Posture 1950

Dr. Mungo Douglas

Letter in The Lancet, 18 November 1950.

Sir,

In his letter of Sept. 30, Dr. Barlow quotes from an article by Prof. Raymond Dart (1) in which he discusses "the muscles which look after the relationship of the head with the vertebral column in man . . ." Dr. Barlow may not be aware that Professor Dart has acknowledged indebtedness in this connection to a pamphlet which I published in 1937. At that time I wrote:

"An examination of a schema of the base of the skull showing the plotting of all muscles therein will show that, while there is a preponderant mass of muscles inserted posterior to the foramen magnum, there is, anterior to the foramen magnum, a very feeble grouping of muscles. Observations of the living subject will at once reveal that the common misuse of the semispinalis capitis the splenius capitia, the sterno-mastoid, and the trapezius muscles leads to a retraction and depression of the back of the head, and an overbalancing of the primary group of muscles whose function is to maintain the relation of the head to the cervical spine."

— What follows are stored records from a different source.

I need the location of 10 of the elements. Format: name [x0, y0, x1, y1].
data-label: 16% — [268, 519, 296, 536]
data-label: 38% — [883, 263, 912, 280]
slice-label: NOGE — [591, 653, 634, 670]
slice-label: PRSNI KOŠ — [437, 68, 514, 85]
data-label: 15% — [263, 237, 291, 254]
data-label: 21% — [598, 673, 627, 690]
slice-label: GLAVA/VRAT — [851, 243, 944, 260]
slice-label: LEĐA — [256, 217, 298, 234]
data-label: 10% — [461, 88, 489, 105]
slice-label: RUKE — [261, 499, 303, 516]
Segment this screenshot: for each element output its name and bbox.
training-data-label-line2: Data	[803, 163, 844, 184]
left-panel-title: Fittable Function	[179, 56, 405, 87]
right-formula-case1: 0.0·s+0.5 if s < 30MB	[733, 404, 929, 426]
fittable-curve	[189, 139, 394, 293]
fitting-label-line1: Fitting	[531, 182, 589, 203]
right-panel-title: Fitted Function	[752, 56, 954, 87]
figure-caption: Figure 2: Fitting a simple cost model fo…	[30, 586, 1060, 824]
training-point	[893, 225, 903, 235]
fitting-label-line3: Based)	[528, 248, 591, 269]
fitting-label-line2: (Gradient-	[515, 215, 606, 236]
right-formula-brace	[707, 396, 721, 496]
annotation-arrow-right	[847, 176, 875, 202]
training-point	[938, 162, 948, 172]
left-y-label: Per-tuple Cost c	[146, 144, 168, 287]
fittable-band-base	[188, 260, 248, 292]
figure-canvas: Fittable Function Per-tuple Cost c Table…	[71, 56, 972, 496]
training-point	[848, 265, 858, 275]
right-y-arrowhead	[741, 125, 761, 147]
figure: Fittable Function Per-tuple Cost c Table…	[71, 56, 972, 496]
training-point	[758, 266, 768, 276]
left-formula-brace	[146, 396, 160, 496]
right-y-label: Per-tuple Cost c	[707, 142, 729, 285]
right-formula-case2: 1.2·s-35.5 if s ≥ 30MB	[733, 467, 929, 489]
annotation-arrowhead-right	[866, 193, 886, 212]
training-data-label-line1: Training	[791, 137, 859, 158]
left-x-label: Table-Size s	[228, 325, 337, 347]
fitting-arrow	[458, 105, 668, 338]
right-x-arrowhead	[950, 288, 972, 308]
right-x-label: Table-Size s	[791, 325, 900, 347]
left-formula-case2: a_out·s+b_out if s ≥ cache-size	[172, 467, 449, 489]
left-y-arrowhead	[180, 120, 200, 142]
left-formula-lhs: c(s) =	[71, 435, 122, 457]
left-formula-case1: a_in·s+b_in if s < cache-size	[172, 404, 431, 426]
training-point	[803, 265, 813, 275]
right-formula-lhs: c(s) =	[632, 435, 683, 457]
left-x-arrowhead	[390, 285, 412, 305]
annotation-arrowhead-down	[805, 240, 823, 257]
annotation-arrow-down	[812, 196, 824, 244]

The group of muscles which I named primary, inasmuch as I claimed that their action, determined all further relationships in living man, comprised the atlas -occipital, axis-occipital, and atlas-axis muscles, all taken together.

I am not interested in claiming any credit for myself in having made this observation, but I am most anxious that credit should be given to Mr. F. Matthias Alexander, whose teaching showed me that experience in the employment of his technique enabled an investigator to obtain the advantage described in the title of my pamphlet ­ namely, a "Reorientation of the View Point upon the Study of Anatomy" ­ and thus the attainment of means whereby a person might make constructive observations on the fundamentals of human physiology.

Mungo Douglas
Bolton

(1) Dart, R. S. Afr. med. J. 1947, 21, 74.